僕らの音楽

フジテレビにしてはしっとり系の番組です。先週と今週の二週連続で、
グループ結成20周年を迎えたMr.Childrenの特集でしたが、この中
でやっぱりと思ったことが有ります。

少し前のこのブログで、最近のMr.Childrenのコンサートには、すこし
足らないものが有ると書きました。
それは、バッキングの音の分厚さです。

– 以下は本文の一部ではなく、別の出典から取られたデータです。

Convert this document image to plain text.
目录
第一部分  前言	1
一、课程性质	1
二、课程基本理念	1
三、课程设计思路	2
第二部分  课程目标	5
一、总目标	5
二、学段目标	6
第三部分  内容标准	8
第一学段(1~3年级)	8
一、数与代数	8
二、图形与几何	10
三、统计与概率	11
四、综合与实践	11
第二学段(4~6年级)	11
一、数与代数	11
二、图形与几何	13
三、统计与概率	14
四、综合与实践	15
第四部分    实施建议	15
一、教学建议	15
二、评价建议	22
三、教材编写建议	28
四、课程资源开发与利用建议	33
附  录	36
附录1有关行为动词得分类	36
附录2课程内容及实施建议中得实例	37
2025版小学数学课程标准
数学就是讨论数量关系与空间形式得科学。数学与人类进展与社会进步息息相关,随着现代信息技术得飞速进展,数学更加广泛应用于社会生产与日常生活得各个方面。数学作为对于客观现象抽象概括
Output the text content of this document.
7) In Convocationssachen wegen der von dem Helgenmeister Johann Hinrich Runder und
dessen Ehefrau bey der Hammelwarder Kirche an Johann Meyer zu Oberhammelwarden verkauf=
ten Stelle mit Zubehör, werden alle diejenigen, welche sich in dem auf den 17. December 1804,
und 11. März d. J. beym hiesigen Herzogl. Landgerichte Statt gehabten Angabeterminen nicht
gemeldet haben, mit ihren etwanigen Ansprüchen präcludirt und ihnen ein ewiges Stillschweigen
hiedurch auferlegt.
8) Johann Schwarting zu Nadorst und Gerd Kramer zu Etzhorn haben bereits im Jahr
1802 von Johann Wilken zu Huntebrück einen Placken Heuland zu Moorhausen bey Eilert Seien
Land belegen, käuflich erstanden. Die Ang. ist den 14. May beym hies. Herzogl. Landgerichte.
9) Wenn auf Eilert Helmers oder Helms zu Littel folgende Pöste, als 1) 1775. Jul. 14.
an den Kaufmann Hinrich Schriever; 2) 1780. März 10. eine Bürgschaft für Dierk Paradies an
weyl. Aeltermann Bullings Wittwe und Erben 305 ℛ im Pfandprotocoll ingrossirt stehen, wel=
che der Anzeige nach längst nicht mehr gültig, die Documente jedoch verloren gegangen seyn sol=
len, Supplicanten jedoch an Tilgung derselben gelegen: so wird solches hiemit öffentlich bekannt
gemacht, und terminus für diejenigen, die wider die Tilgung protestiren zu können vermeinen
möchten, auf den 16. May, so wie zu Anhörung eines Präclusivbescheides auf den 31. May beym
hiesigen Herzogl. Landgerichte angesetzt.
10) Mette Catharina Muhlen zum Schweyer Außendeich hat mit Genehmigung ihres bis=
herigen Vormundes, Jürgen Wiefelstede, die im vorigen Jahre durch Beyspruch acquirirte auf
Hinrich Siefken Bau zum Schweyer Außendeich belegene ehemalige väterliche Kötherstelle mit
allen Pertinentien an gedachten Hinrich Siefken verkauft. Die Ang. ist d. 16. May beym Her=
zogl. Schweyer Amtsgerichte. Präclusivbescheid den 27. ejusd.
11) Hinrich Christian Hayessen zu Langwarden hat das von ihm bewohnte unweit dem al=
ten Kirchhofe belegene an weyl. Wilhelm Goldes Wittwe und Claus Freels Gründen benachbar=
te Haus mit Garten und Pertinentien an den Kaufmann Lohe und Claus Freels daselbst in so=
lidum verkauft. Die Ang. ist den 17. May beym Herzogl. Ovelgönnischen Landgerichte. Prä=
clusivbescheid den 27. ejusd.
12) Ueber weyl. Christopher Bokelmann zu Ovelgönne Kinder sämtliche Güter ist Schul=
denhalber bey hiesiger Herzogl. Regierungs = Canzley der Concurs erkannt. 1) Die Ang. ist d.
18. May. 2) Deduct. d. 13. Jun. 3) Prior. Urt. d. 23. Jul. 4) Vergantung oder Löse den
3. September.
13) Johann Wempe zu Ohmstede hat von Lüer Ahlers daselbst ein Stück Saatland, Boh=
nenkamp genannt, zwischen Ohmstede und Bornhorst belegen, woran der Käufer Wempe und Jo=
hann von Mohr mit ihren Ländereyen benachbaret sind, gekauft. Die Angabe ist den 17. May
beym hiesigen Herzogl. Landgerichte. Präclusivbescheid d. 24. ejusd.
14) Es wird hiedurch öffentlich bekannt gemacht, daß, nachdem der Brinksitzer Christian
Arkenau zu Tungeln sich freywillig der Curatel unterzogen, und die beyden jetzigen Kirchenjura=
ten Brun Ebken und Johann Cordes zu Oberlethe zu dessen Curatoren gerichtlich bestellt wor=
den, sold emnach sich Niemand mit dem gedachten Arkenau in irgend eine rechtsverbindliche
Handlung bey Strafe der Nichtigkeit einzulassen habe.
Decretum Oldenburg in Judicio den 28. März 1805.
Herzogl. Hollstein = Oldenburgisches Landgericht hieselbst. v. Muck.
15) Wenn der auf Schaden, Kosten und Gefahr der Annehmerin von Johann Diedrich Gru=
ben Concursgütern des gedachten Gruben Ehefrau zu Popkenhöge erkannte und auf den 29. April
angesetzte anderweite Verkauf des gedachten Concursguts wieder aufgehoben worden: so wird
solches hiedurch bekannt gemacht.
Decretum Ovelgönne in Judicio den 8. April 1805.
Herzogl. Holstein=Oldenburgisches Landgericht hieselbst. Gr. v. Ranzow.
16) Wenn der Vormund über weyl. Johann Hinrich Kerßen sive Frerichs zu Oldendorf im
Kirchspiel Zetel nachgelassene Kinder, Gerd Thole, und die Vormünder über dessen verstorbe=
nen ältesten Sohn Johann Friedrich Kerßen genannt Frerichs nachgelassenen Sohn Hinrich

サイドギターやパーカッション
ホーンセクション・ストリングスです。

彼ら位の実力が有れば、メンバー集めには事欠かないでしょうから、
一流どころを揃えての豪華なバックミュージシャンが盛り上げる舞台を
作っても良いのではない等と思ってしまいます。

それが、今日の僕らの音楽で証明されました。
スタジオ録音にしてはやや多いと思えるほどのストリングスが、かなり
抑え目な音量でミックスされていましたが、やはり人数から来るボリュ
ーム感は電子楽器の小賢しい音とは一線を画す存在感を示してくれま
した。

以前のことですが、かのビートルズの名曲である「イエスタディ」を、初め
てストリングス編曲で聞いた時には、曲の味わいが迸り出て、素晴らし
いと感激したことが有ります。
私自身は、ビートルズのオリジナル歌唱は、あまり好きではありません。
しかし、メロディーやコード進行には、独特の美しさが隠されていて、それ
を引き出すアレンジャーの手腕に注目していた時期が有ります。

そんな下地の上で、今晩のMr.Childrenの編曲は、バイオリンのベース
と彼らの演奏が心地良く溶け合っていて、これは良いと思わせるサムシン
グが横溢していたように思えます。

積極的な音楽に対する姿勢を、彼らには期待せずにはいられません。